When to Use Pipelines with FeatureUnion and GridSearchCV

Use pipelines with FeatureUnion when you want to combine multiple feature extraction techniques and GridSearchCV when you want to automatically optimize the hyperparameters of your pipeline.

Memory Footprint Considerations

Using PolynomialFeatures can lead to a significant increase in the number of features and consequently, memory usage. PCA can reduce the memory footprint by reducing dimensionality. Be mindful of the memory implications when combining these techniques, especially with large datasets.

Alternatives to FeatureUnion

While FeatureUnion is a powerful tool, alternative approaches include manually combining the features after applying individual transformations. However, this approach is less organized and more error-prone. In some cases, domain knowledge might allow you to hand-craft specific features, avoiding the need for automated feature extraction techniques.

Pros of FeatureUnion

  • Flexibility: Allows combining diverse feature engineering techniques.
  • Modularity: Enhances code organization and maintainability.

Cons of FeatureUnion

  • Complexity: Can increase pipeline complexity.
  • Hyperparameter Tuning: Requires careful hyperparameter tuning of individual components.

FAQ

  • What is the purpose of `FeatureUnion`?

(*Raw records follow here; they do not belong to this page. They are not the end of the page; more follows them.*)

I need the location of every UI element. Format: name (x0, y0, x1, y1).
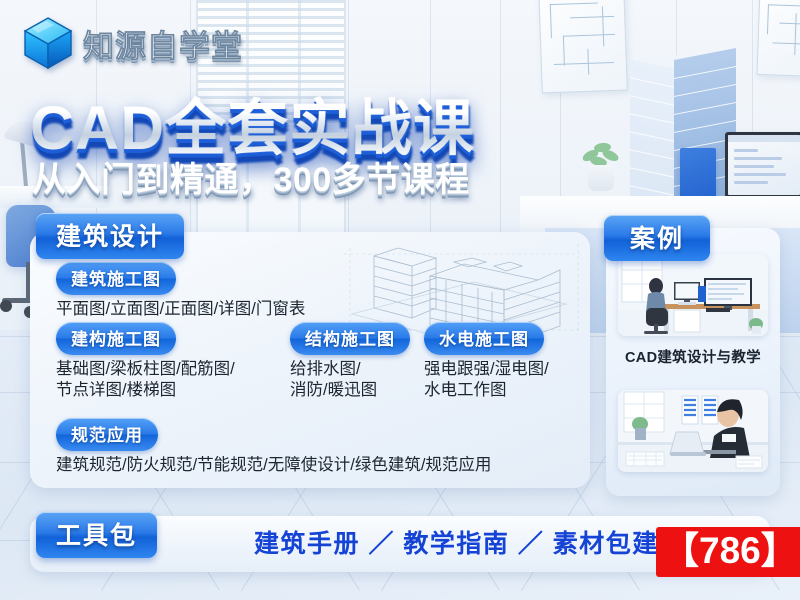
desc-architectural-drawings: 平面图/立面图/正面图/详图/门窗表 (56, 299, 305, 320)
badge-cases: 案例 (604, 215, 710, 261)
page-subtitle: 从入门到精通，300多节课程 (32, 152, 470, 201)
cube-icon (22, 16, 74, 70)
case-caption: CAD建筑设计与教学 (606, 346, 780, 367)
blueprint-sheet-icon (757, 0, 800, 77)
brand-name: 知源自学堂 (83, 21, 243, 66)
group-structure-drawings: 结构施工图 给排水图/ 消防/暖迅图 (290, 322, 420, 401)
desc-structure-drawings: 给排水图/ 消防/暖迅图 (290, 359, 420, 401)
badge-toolkit: 工具包 (36, 512, 157, 558)
poster-root: 知源自学堂 CAD全套实战课 从入门到精通，300多节课程 (0, 0, 800, 600)
pill-architectural-drawings: 建筑施工图 (56, 262, 176, 295)
desc-code-compliance: 建筑规范/防火规范/节能规范/无障使设计/绿色建筑/规范应用 (56, 455, 491, 476)
case-image-desk-setup (618, 254, 768, 336)
desc-structural-framing: 基础图/梁板柱图/配筋图/ 节点详图/楼梯图 (56, 359, 286, 401)
pill-structural-framing: 建构施工图 (56, 322, 176, 355)
group-mep-drawings: 水电施工图 强电跟强/湿电图/ 水电工作图 (424, 322, 584, 401)
group-architectural-drawings: 建筑施工图 平面图/立面图/正面图/详图/门窗表 (56, 262, 305, 320)
toolkit-items: 建筑手册 ／ 教学指南 ／ 素材包建 (254, 524, 659, 560)
blueprint-sheet-icon (538, 0, 628, 93)
monitor-icon (725, 132, 800, 198)
desc-mep-drawings: 强电跟强/湿电图/ 水电工作图 (424, 359, 584, 401)
group-code-compliance: 规范应用 建筑规范/防火规范/节能规范/无障使设计/绿色建筑/规范应用 (56, 418, 491, 476)
pill-code-compliance: 规范应用 (56, 418, 158, 451)
brand-logo[interactable]: 知源自学堂 (22, 16, 243, 70)
potted-plant-icon (580, 135, 622, 191)
promo-number-badge: 【786】 (656, 527, 800, 577)
pill-structure-drawings: 结构施工图 (290, 322, 410, 355)
badge-design: 建筑设计 (36, 213, 184, 259)
case-image-woman-laptop (618, 390, 768, 472)
case-panel: CAD建筑设计与教学 (606, 228, 780, 496)
pill-mep-drawings: 水电施工图 (424, 322, 544, 355)
group-structural-framing: 建构施工图 基础图/梁板柱图/配筋图/ 节点详图/楼梯图 (56, 322, 286, 401)
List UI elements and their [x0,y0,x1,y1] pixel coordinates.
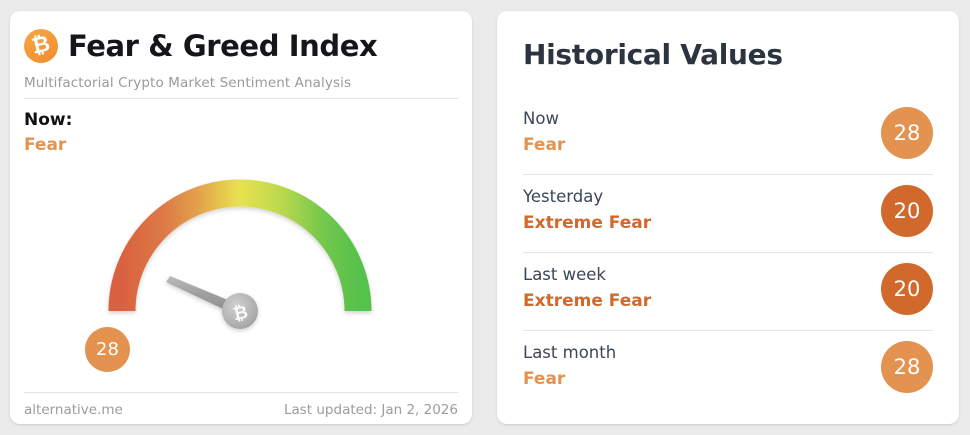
card-header: ₿ Fear & Greed Index [24,29,377,63]
history-row-period: Last week [523,265,606,284]
history-row-period: Now [523,109,559,128]
app-root: ₿ Fear & Greed Index Multifactorial Cryp… [0,0,970,435]
page-subtitle: Multifactorial Crypto Market Sentiment A… [24,75,351,91]
history-list: NowFear28YesterdayExtreme Fear20Last wee… [523,97,933,408]
history-title: Historical Values [523,38,783,71]
history-row-score-badge: 28 [881,341,933,393]
footer-last-updated: Last updated: Jan 2, 2026 [284,402,458,418]
history-row-value: Extreme Fear [523,291,651,311]
fear-greed-gauge-card: ₿ Fear & Greed Index Multifactorial Cryp… [10,11,472,424]
gauge-svg: ₿ [10,159,472,374]
history-row: Last monthFear28 [523,331,933,408]
history-row-value: Fear [523,135,565,155]
history-row-value: Fear [523,369,565,389]
gauge-visualization: ₿ 28 [10,159,472,374]
footer-divider [24,392,458,393]
history-row-period: Last month [523,343,616,362]
history-row-period: Yesterday [523,187,603,206]
historical-values-card: Historical Values NowFear28YesterdayExtr… [497,11,959,424]
gauge-value-badge: 28 [85,327,130,372]
history-row: Last weekExtreme Fear20 [523,253,933,331]
bitcoin-icon: ₿ [24,29,58,63]
history-row-value: Extreme Fear [523,213,651,233]
header-divider [24,98,458,99]
footer-source-link[interactable]: alternative.me [24,402,123,418]
bitcoin-glyph: ₿ [30,33,52,58]
now-value: Fear [24,135,66,155]
history-row-score-badge: 20 [881,263,933,315]
history-row: YesterdayExtreme Fear20 [523,175,933,253]
page-title: Fear & Greed Index [68,32,377,61]
history-row-score-badge: 20 [881,185,933,237]
history-row-score-badge: 28 [881,107,933,159]
history-row: NowFear28 [523,97,933,175]
now-label: Now: [24,110,72,130]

    FeatureUnion combines the results of multiple feature extraction techniques into a single feature space.
  • How does `GridSearchCV` work with a pipeline?

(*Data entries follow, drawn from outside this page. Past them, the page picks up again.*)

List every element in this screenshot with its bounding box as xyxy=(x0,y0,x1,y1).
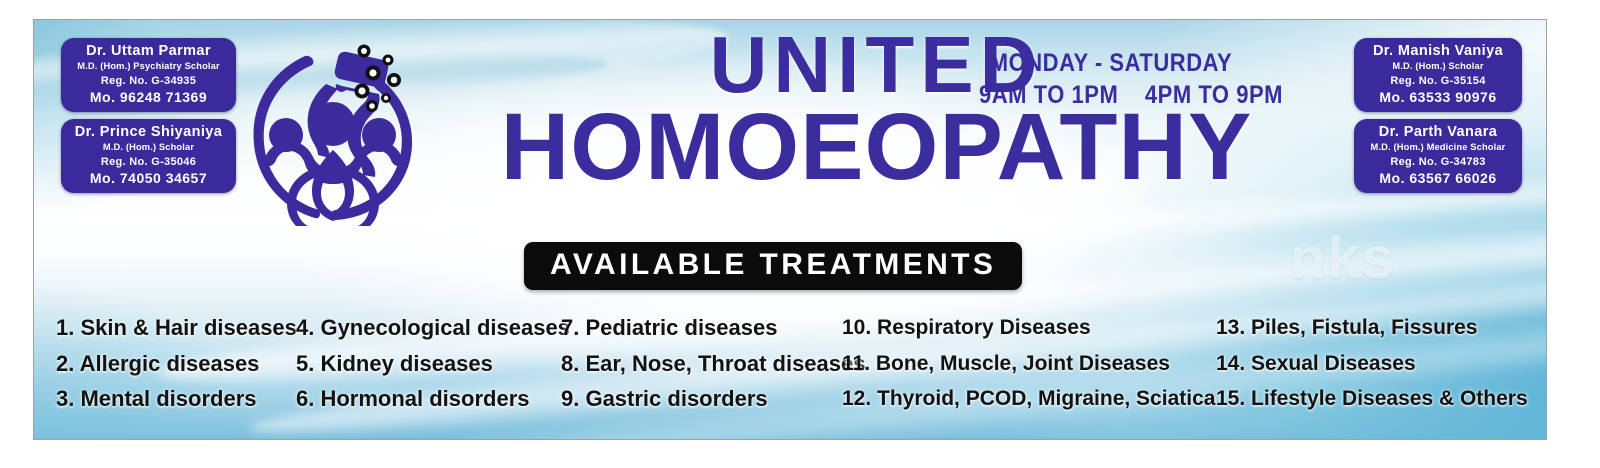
doctor-mobile: Mo. 96248 71369 xyxy=(71,88,226,106)
doctor-qualification: M.D. (Hom.) Scholar xyxy=(1364,60,1512,73)
clinic-banner: nks Dr. Uttam Parmar M.D. (Hom.) Psychia… xyxy=(33,19,1547,440)
doctor-qualification: M.D. (Hom.) Psychiatry Scholar xyxy=(71,60,226,73)
doctor-mobile: Mo. 63567 66026 xyxy=(1364,169,1512,187)
list-item: 13. Piles, Fistula, Fissures xyxy=(1216,310,1536,346)
doctor-mobile: Mo. 74050 34657 xyxy=(71,169,226,187)
doctor-mobile: Mo. 63533 90976 xyxy=(1364,88,1512,106)
treatments-column: 10. Respiratory Diseases 11. Bone, Muscl… xyxy=(842,310,1212,417)
available-treatments-label: AVAILABLE TREATMENTS xyxy=(550,250,996,280)
list-item: 15. Lifestyle Diseases & Others xyxy=(1216,381,1536,417)
treatments-column: 4. Gynecological diseases 5. Kidney dise… xyxy=(296,310,546,417)
list-item: 7. Pediatric diseases xyxy=(561,310,841,346)
list-item: 14. Sexual Diseases xyxy=(1216,346,1536,382)
doctor-card-manish-vaniya: Dr. Manish Vaniya M.D. (Hom.) Scholar Re… xyxy=(1354,38,1522,112)
treatments-column: 7. Pediatric diseases 8. Ear, Nose, Thro… xyxy=(561,310,841,417)
available-treatments-banner: AVAILABLE TREATMENTS xyxy=(524,242,1022,290)
list-item: 2. Allergic diseases xyxy=(56,346,306,382)
timings-hours: 9AM TO 1PM 4PM TO 9PM xyxy=(979,81,1243,109)
list-item: 4. Gynecological diseases xyxy=(296,310,546,346)
treatments-column: 1. Skin & Hair diseases 2. Allergic dise… xyxy=(56,310,306,417)
list-item: 12. Thyroid, PCOD, Migraine, Sciatica xyxy=(842,381,1212,417)
doctor-name: Dr. Manish Vaniya xyxy=(1364,42,1512,60)
doctor-name: Dr. Parth Vanara xyxy=(1364,123,1512,141)
list-item: 5. Kidney diseases xyxy=(296,346,546,382)
doctor-registration: Reg. No. G-35046 xyxy=(71,155,226,170)
doctor-registration: Reg. No. G-34783 xyxy=(1364,155,1512,170)
doctor-card-parth-vanara: Dr. Parth Vanara M.D. (Hom.) Medicine Sc… xyxy=(1354,119,1522,193)
doctor-card-uttam-parmar: Dr. Uttam Parmar M.D. (Hom.) Psychiatry … xyxy=(61,38,236,112)
list-item: 9. Gastric disorders xyxy=(561,381,841,417)
list-item: 6. Hormonal disorders xyxy=(296,381,546,417)
list-item: 11. Bone, Muscle, Joint Diseases xyxy=(842,346,1212,382)
title-line-homoeopathy: HOMOEOPATHY xyxy=(424,101,1329,194)
doctor-name: Dr. Prince Shiyaniya xyxy=(71,123,226,141)
doctor-qualification: M.D. (Hom.) Medicine Scholar xyxy=(1364,141,1512,154)
list-item: 1. Skin & Hair diseases xyxy=(56,310,306,346)
timings-days: MONDAY - SATURDAY xyxy=(979,49,1243,77)
clinic-timings: MONDAY - SATURDAY 9AM TO 1PM 4PM TO 9PM xyxy=(961,49,1261,109)
treatments-list: 1. Skin & Hair diseases 2. Allergic dise… xyxy=(34,310,1546,435)
doctor-card-prince-shiyaniya: Dr. Prince Shiyaniya M.D. (Hom.) Scholar… xyxy=(61,119,236,193)
doctor-name: Dr. Uttam Parmar xyxy=(71,42,226,60)
clinic-logo-icon xyxy=(242,34,424,230)
ghost-watermark-text: nks xyxy=(1290,225,1396,292)
treatments-column: 13. Piles, Fistula, Fissures 14. Sexual … xyxy=(1216,310,1536,417)
list-item: 3. Mental disorders xyxy=(56,381,306,417)
list-item: 8. Ear, Nose, Throat diseases xyxy=(561,346,841,382)
doctor-qualification: M.D. (Hom.) Scholar xyxy=(71,141,226,154)
list-item: 10. Respiratory Diseases xyxy=(842,310,1212,346)
doctor-registration: Reg. No. G-34935 xyxy=(71,74,226,89)
doctor-registration: Reg. No. G-35154 xyxy=(1364,74,1512,89)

    GridSearchCV systematically searches through a grid of hyperparameters, training and evaluating the pipeline for each combination of parameters using cross-validation.
  • How do I access the parameters of individual steps within a pipeline in `GridSearchCV`?

    You can access the parameters of individual steps using a double underscore notation, e.g., 'features__pca__pca__n_components' refers to the n_components parameter of the PCA step within the pca pipeline within the features FeatureUnion.